Amasya Genelgesi 104 yaşında
Mustafa Kemal Paşa, 19 Mayıs'ta Samsun'a ayak basmasının ardından önce Havza'ya oradan da Amasya'ya geçerek milli mücadelenin ilk adımlarını attı. 104 yıl önce açıklanan Amasya Genelgesi ile de tam bağımsızlık yolculuğuna çıkılmış oldu. Gazi Paşa'nın bu yolculukta yanında yer alan maneviyat ordusunun ilk neferlerinden biri ise Abdurrahman Kâmil Efendi'ydi
21.06.2023 21:30:00
Haber Merkezi
Haber Merkezi





EYÜP KABİL / TARİH
Milli Mücadele'nin bağımsızlık ateşinin yakıldığı, yeni Türk devletinin ön sözü olma özelliği taşıyan ve 22 Haziran 1919'da açıklanan Amasya Genelgesi'nin üzerinden 104 yıl geçti.Anadolu, Mondros Ateşkes Antlaşması'nın 1918 yılında imzalanmasının ardından düşman kuvvetleri tarafından işgal edilmeye başlandı. 9. Ordu Müfettişi olarak, 19 Mayıs 1919'da Samsun'a ayak basan Gazi Mustafa Kemal Atatürk, milletin bağımsızlığının tehlikede olduğunu görüp kurtuluş mücadelesini başlatmaya karar verdi.
Amasya'ya gelmeden önce Havza'da bir süre hazırlık yaparak toplumun önde gelenleriyle iletişime geçen Mustafa Kemal Paşa, Amasya Müftüsü Hacı Tevfik Efendi'ye bir telgraf göndererek Amasya'ya gelmek istediğini bildirdi.

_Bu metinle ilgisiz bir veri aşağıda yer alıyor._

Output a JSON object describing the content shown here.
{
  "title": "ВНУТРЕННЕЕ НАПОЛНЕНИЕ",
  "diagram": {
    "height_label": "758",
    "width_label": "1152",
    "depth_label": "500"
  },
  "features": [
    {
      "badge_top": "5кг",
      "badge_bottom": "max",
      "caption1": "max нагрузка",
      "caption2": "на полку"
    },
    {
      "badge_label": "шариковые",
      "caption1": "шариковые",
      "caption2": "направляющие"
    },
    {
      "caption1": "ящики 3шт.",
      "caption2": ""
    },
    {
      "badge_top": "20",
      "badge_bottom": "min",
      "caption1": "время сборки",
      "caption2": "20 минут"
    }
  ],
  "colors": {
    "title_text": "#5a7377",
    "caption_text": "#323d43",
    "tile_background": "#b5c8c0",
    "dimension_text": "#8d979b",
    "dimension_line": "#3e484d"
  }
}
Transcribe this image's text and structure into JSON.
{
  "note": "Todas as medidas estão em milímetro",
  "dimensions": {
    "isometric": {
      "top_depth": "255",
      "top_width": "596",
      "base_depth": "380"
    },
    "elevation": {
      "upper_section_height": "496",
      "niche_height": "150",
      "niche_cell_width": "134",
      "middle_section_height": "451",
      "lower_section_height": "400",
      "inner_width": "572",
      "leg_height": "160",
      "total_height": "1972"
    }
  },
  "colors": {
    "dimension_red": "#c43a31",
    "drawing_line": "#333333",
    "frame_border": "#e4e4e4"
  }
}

Hacı Tevfik Efendi, Mustafa Kemal Paşa'nın telgrafına, "Amasya halkı vatan, din ve devlet yolunda mücadele edenleri bağrına basmakla müftehir olacaktır" şeklinde cevap verdi.
Amasya'da Atatürk'e büyük destek
12 Haziran'da Amasya'ya gelip halkın desteğini ardına almaya çalışan Mustafa Kemal Paşa'ya ilk maddi destek bir din adamından gelmişti. Araştırmacı Yazar Hüseyin Menç, Sultan II. Bayezid Camii'nde hutbede Milli Mücadele'ye destek olunması gerektiğinin altını çizen vaiz Abdurrahman Kamil Efendi'nin biriktirdiği altınlarını da verdiğini söyler.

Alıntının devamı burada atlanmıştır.